Par la suite, le thérapeute propose différents modules thérapeutiques via la plateforme web. Chaque fois que le patient a exécuté un des modules, il peut demander à avoir un feed-back. Le programme de Minddistrict comprend 150 ensembles de traitements et prend en compte la quasi-totalité des troubles psychiatriques. Deux grandes catégories n’entrent toutefois pas en ligne de compte: les enfants et les jeunes d’une part et les alcooliques et toxicomanes d’autre part.

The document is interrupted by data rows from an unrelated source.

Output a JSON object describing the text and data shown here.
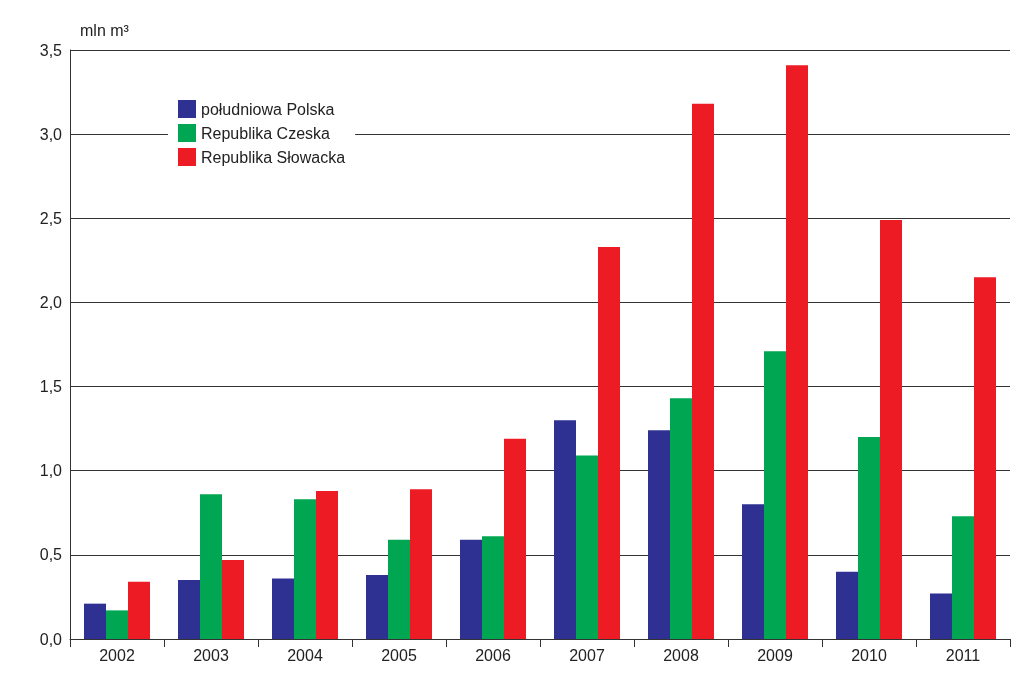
{
  "chart_data": {
    "type": "bar",
    "ylabel": "mln m³",
    "categories": [
      "2002",
      "2003",
      "2004",
      "2005",
      "2006",
      "2007",
      "2008",
      "2009",
      "2010",
      "2011"
    ],
    "series": [
      {
        "name": "południowa Polska",
        "color": "#2e3192",
        "values": [
          0.21,
          0.35,
          0.36,
          0.38,
          0.59,
          1.3,
          1.24,
          0.8,
          0.4,
          0.27
        ]
      },
      {
        "name": "Republika Czeska",
        "color": "#00a651",
        "values": [
          0.17,
          0.86,
          0.83,
          0.59,
          0.61,
          1.09,
          1.43,
          1.71,
          1.2,
          0.73
        ]
      },
      {
        "name": "Republika Słowacka",
        "color": "#ed1c24",
        "values": [
          0.34,
          0.47,
          0.88,
          0.89,
          1.19,
          2.33,
          3.18,
          3.41,
          2.49,
          2.15
        ]
      }
    ],
    "ylim": [
      0,
      3.5
    ],
    "yticks": [
      {
        "value": 0,
        "label": "0,0"
      },
      {
        "value": 0.5,
        "label": "0,5"
      },
      {
        "value": 1,
        "label": "1,0"
      },
      {
        "value": 1.5,
        "label": "1,5"
      },
      {
        "value": 2,
        "label": "2,0"
      },
      {
        "value": 2.5,
        "label": "2,5"
      },
      {
        "value": 3,
        "label": "3,0"
      },
      {
        "value": 3.5,
        "label": "3,5"
      }
    ],
    "grid": "y",
    "legend": "top left"
  }
}
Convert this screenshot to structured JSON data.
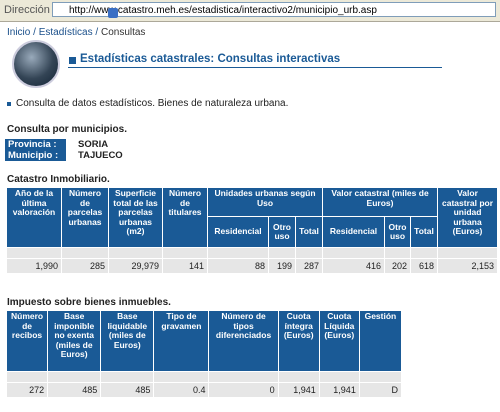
{
  "browser": {
    "address_label": "Dirección",
    "url": "http://www.catastro.meh.es/estadistica/interactivo2/municipio_urb.asp"
  },
  "breadcrumb": {
    "items": [
      "Inicio",
      "Estadísticas",
      "Consultas"
    ]
  },
  "header": {
    "title": "Estadísticas catastrales: Consultas interactivas"
  },
  "intro": "Consulta de datos estadísticos. Bienes de naturaleza urbana.",
  "municipio": {
    "heading": "Consulta por municipios.",
    "fields": [
      {
        "label": "Provincia :",
        "value": "SORIA"
      },
      {
        "label": "Municipio :",
        "value": "TAJUECO"
      }
    ]
  },
  "catastro": {
    "heading": "Catastro Inmobiliario.",
    "columns": [
      {
        "label": "Año de la última valoración"
      },
      {
        "label": "Número de parcelas urbanas"
      },
      {
        "label": "Superficie total de las parcelas urbanas (m2)"
      },
      {
        "label": "Número de titulares"
      },
      {
        "label": "Unidades urbanas según Uso",
        "sub": [
          "Residencial",
          "Otro uso",
          "Total"
        ]
      },
      {
        "label": "Valor catastral (miles de Euros)",
        "sub": [
          "Residencial",
          "Otro uso",
          "Total"
        ]
      },
      {
        "label": "Valor catastral por unidad urbana (Euros)"
      }
    ],
    "row": [
      "1,990",
      "285",
      "29,979",
      "141",
      "88",
      "199",
      "287",
      "416",
      "202",
      "618",
      "2,153"
    ]
  },
  "ibi": {
    "heading": "Impuesto sobre bienes inmuebles.",
    "columns": [
      {
        "label": "Número de recibos"
      },
      {
        "label": "Base imponible no exenta (miles de Euros)"
      },
      {
        "label": "Base liquidable (miles de Euros)"
      },
      {
        "label": "Tipo de gravamen"
      },
      {
        "label": "Número de tipos diferenciados"
      },
      {
        "label": "Cuota íntegra (Euros)"
      },
      {
        "label": "Cuota Líquida (Euros)"
      },
      {
        "label": "Gestión"
      }
    ],
    "row": [
      "272",
      "485",
      "485",
      "0.4",
      "0",
      "1,941",
      "1,941",
      "D"
    ]
  }
}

Chaque ensemble consiste en une série de modules. «Mais le thérapeute a toujours la possibilité de créer un ensemble original», souligne Marian Van Helden. Elle est psychologue et responsable commerciale (sic) de Minddistrict. «Nous pensons que la valeur des soins prodigués augmente avec la proximité entre le patient et son thérapeute et l’intensité du traitement.» Les utilisateurs peuvent s’appliquer eux-mêmes, chez eux, à l’heure qui leur convient et même sur leur smartphone. L’expérience nous a appris que ce système leur donne davantage le sentiment d’avoir pris eux-mêmes leur processus de guérison en main», affirme-t-elle.

A priori, Eclips a mis en route ce système pour son public habituel, mais, en pratique, celui-ci est ouvert à toute personne parlant le néerlandais et habitant en Flandre ou à Bruxelles.

Le ministre flamand de l’Aide sociale, Jo Vandeurzen (CD&V), s’est déjà déclaré favorable à ce type d’initiatives. Il a annoncé qu’il y en aurait d’autres dans le cadre de son Vlaams Actieplan Onlinehulp. «Nous avons maintenant l’intention d’élaborer un test de qualité et une réglementation, afin de faciliter les initiatives des secteurs des soins et de la santé, a-t-il précisé.